It would be foolhardy to cast aspersions on the recent agreement reached by the United States and Russia to dismantle and destroy Syria’s formidable arsenal of chemical weapons.
The accord, hammered out by U.S. Secretary of State John Kerry and Russian Foreign Minister Sergey Lavrov in Geneva on Sept. 14 and formalized by the United Nations’ Security Council on Sept. 27, requires international inspectors to “complete elimination of all chemical weapons material and equipment in the first half of 2014.”
No sane person can take issue with an agreement that deprives Syria of such weapons of mass destruction, which were last used against Syrian civilians on Aug. 21 in a ghastly incident that prompted the United States to threaten military action against Syria.
No less a politician than Israeli Prime Minister Benjamin Netanyahu came out in support of the agreement after Kerry briefed him on its details in a meeting in Jerusalem.
Syria, which until very recently denied it even possessed chemical weapons, backed it as well. But can Syrian President Bashar Assad be trusted to fully implement it?
Turkish Prime Minister Recep Tayyip Erdogan may have had a point when he suggested that Assad is only buying time for “new massacres“ in the current civil war, which broke out more than two years ago after the Syrian government resorted to unbridled violence to silence peaceful demonstrations.
Assad already has said he will not honor the agreement unless American allies in the Middle East, principally Saudi Arabia and Qatar, stop arming the rebels and Israel ratifies the Chemical Weapons Convention. It`s extremely unlikely that these demands will be met.
Given the possibility that Assad and his Russian partner may yet find ways to sabotage the agreement, the United States, though committed to diplomacy to resolve this crisis, is keeping open all options, including the threat of military force.
Even if Assad honors it in full, he will emerge as one of the winners.
First and foremost, the agreement does not alter the status quo in Syria by one iota. It empowers Assad, does not weaken his army and strengthens his surrogate, Hezbollah, and his patron, Iran. It also deals a crushing blow to non-jihadist rebels attempting to overthrow the Syrian regime, and enhances Russia`s prestige in the region at the United States`expense.
Although the Israeli government publicly supports the agreement, perhaps under U.S. pressure, Israel cannot be pleased with the indecisive manner in which President Barack Obama handled the crisis. After Syria, how would he deal with Iran, a stronger enemy?
At first, Obama threatened to strike Syria, sending destroyers bristling with Tomahawk cruise missiles to the eastern Mediterranean Sea. By Sept. 1, the United States was poised to launch what Kerry described as a “very limited, very targeted, very short-term” and “unbelievably small attack.”
Having boxed himself into a corner by drawing `red lines` on the use of Syrian chemical weapons, Obama felt he had no alternative but to act. American credibility was on the line.
Facing opposition at home and abroad, particularly in Russia and China, Obama wavered.

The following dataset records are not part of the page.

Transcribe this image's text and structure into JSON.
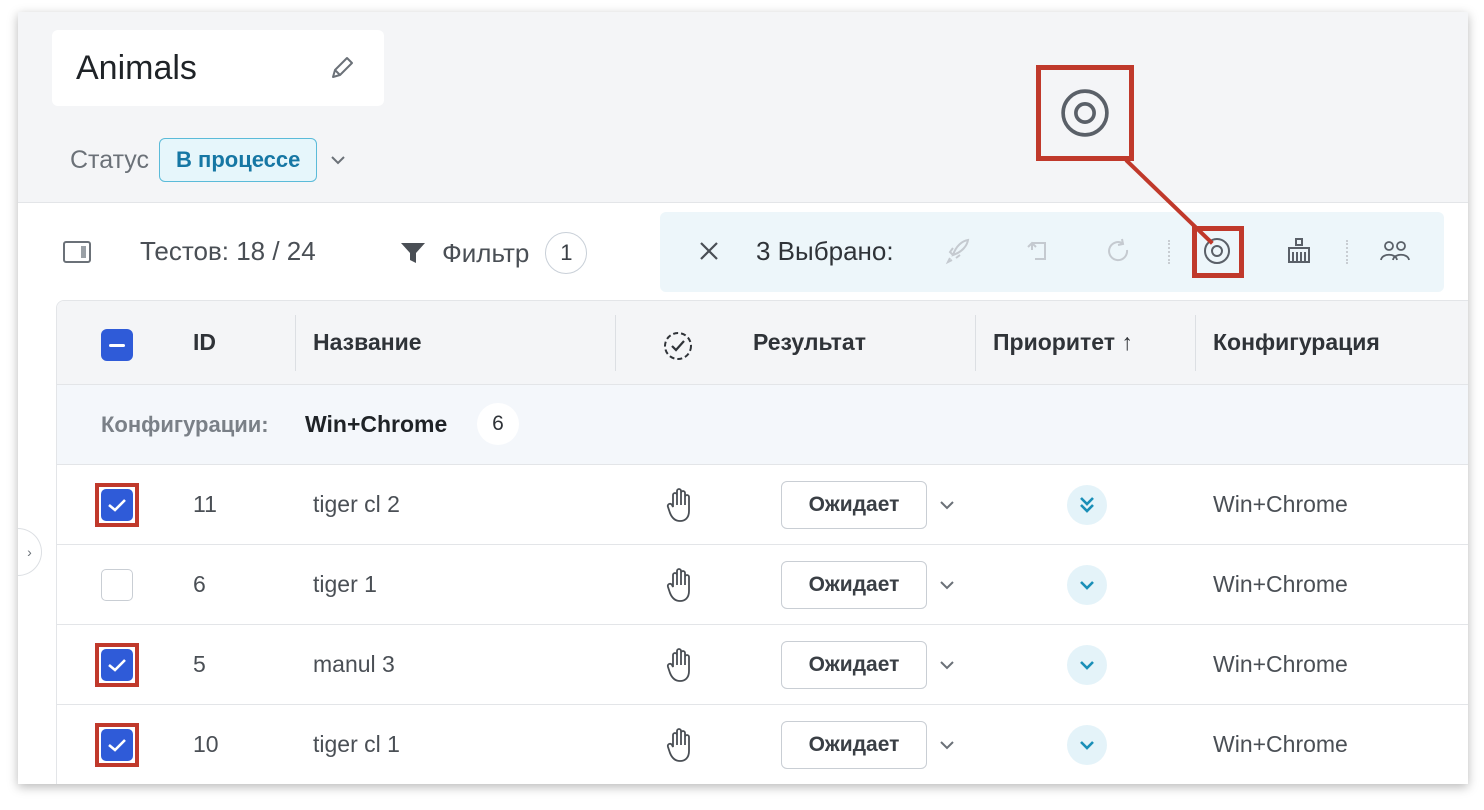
{
  "header": {
    "title": "Animals",
    "status_label": "Статус",
    "status_value": "В процессе"
  },
  "toolbar": {
    "tests_count": "Тестов: 18 / 24",
    "filter_label": "Фильтр",
    "filter_count": "1",
    "selected_text": "3 Выбрано:"
  },
  "table": {
    "headers": {
      "id": "ID",
      "name": "Название",
      "result": "Результат",
      "priority": "Приоритет ↑",
      "configuration": "Конфигурация"
    },
    "group": {
      "label": "Конфигурации:",
      "value": "Win+Chrome",
      "count": "6"
    },
    "rows": [
      {
        "id": "11",
        "name": "tiger cl 2",
        "result": "Ожидает",
        "config": "Win+Chrome",
        "checked": true,
        "priority": "lowest"
      },
      {
        "id": "6",
        "name": "tiger 1",
        "result": "Ожидает",
        "config": "Win+Chrome",
        "checked": false,
        "priority": "low"
      },
      {
        "id": "5",
        "name": "manul 3",
        "result": "Ожидает",
        "config": "Win+Chrome",
        "checked": true,
        "priority": "low"
      },
      {
        "id": "10",
        "name": "tiger cl 1",
        "result": "Ожидает",
        "config": "Win+Chrome",
        "checked": true,
        "priority": "low"
      }
    ]
  },
  "colors": {
    "accent": "#2f5bd8",
    "status_text": "#1677a4",
    "highlight": "#c0392b",
    "priority": "#1a8fb8"
  },
  "icons": [
    "edit-icon",
    "chevron-down-icon",
    "sidebar-toggle-icon",
    "filter-icon",
    "close-icon",
    "rocket-icon",
    "reassign-icon",
    "redo-icon",
    "target-icon",
    "broom-icon",
    "users-icon",
    "hand-icon",
    "priority-icon"
  ]
}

In a nifty but politically motivated move, he subcontracted the crisis to Congress, which, after Iraq and Afghanistan, was reluctant to be drawn into another war, this at a time when the U.S. economy is still in recovery mode. Obama, too, was acutely aware that American public opinion opposed a military solution. According to a New York Times/CBS News poll, nearly two-thirds of Americans were against a strike, fearing it would embroil the United States in another costly engagement in the Middle East.
As the crisis unfolded, the Obama administration made much of the fact that Syria had deployed chemical weapons against its citizens, killing more than 1,400 in the suburbs of Damascus last month. Despite Russian claims that the rebels perpetrated the atrocity, a United Nations report implicitly suggests that forces loyal to Assad carried it out.
Weapons of mass destruction, be they chemical, biological or nuclear, are terrible and beyond the pale. But let’s be clear. Less than 2 percent of the more than 100,000 fatalities in the civil war have been caused by poison gas.
What about Syrian civilians who have been butchered by militias and gangs loyal to Assad? What about Syrians who have been killed by artillery shells, missiles and bombs?
Are their deaths of no moral significance because they were not killed by sarin or mustard gas?
These considerations are of little or no value in the wake of the Geneva agreement. Russia is protecting the Syrian regime, its oldest ally in the Arab world, and Assad can rest easier now that the United States has indefinitely called off its much vaunted military strike.
Thanks to Iranian and Russian arms shipments, and Hezbollah’s armed assistance, Assad can continue to prosecute the civil war, and he can do so without chemical weapons and with impunity.